Prosecuting soldiers for Iraq crimes ‘may blunt extremism appeal’

A DECISION to prosecute British soldiers for war crimes in Iraq could “blunt” the appeal of Islamic extremism, it was claimed.

The perception that British forces are not above the law may help to stem the recruitment by radical factions of Muslims angry about the war.

Inayat Bunglawala, spokesperson for the Muslim Council of Britain, welcomed the decision by the Army Prosecuting Authority to prosecute.

The Queen’s Lancashire Regiment soldiers are among 11 servicemen facing charges over two separate incidents in Basra two years ago.

Corporal Donald Payne, Lance Corporal Wayne Crowcroft and Private Darren Fallon are said to have treated detainees inhumanely.

Payne also faces a manslaughter charge over the death of one of those held, Baha Da’oud Salim Mousa.

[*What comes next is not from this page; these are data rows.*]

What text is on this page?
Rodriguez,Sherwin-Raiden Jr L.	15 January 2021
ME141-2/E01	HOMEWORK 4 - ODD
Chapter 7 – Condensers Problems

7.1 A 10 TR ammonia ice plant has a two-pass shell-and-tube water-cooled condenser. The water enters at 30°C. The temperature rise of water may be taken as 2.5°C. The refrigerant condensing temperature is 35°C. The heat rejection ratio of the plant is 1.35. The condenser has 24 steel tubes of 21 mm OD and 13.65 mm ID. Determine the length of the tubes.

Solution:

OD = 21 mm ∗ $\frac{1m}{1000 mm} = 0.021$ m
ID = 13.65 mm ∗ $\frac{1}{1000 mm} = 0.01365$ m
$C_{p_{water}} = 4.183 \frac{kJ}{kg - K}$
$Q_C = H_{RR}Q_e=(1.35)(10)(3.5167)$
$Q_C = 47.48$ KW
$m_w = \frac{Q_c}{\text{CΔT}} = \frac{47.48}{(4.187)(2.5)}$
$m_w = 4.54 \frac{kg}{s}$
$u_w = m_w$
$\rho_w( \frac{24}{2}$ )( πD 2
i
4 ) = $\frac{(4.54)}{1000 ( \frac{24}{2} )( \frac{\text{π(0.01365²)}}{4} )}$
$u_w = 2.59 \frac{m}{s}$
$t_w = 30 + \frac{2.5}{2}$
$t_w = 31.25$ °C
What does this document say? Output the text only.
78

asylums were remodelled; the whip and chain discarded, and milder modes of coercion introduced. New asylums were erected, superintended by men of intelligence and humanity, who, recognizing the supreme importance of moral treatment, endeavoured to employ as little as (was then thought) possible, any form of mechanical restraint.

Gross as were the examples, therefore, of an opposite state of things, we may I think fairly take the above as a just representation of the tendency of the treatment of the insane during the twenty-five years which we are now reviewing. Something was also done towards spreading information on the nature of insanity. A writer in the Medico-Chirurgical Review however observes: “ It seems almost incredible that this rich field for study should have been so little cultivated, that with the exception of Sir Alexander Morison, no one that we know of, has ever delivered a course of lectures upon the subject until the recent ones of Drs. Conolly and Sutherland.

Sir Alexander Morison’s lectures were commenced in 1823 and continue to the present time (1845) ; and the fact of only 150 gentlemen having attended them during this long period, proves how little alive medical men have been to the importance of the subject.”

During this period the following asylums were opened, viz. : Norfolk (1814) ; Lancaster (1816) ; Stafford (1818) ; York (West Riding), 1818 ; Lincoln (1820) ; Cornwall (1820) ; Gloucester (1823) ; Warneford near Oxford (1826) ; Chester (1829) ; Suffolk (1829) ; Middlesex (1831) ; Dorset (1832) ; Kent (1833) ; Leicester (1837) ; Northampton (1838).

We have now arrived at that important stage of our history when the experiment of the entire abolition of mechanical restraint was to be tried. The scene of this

Mr Bunglawala said “Indirectly, this may help blunt the ability of extremists to exploit the Iraq war.

“These are very serious allegations and it is vital that they are investigated and if our soldiers have committed these offences, they ought to be disciplined and punished.

“It sends a signal to other British soldiers that this type of behaviour will not be tolerated but also to the Iraqi people and the wider Muslim world that we are not in Iraq to excuse our own crimes.”

“There is disenchantment over the Iraq war and a tiny group of extremists have been using the Iraq war as a window of opportunity to gain more recruits.”

These groups had criticised moderate organisations such as the Muslim Council of Britain over their backing for democratic means to oppose the Iraq war without success.

However, the regiment at the centre of war crimes allegations hinted at its anger that the soldier who initiated inquiries into the claims is to face a charge.

While stressing that it supported the investigation, the Queen’s Lancashire Regiment said it was “particularly difficult” to learn that Colonel Jorge Mendonca, who was commanding officer at the time, was being charged with negligence.

The case against a number of the regiment’s soldiers relates to incidents in the southern Iraqi city.

In a statement, Brigadier Geoffrey Sheldon, colonel of the regiment, said: “It was Colonel Jorge Mendonca, who, as soon as he learned of Mr Musa’s death, initiated the formal inquiry which has now resulted in these charges being brought. It is therefore particularly difficult for us to learn that Col Mendonca must himself now answer charges as a result.”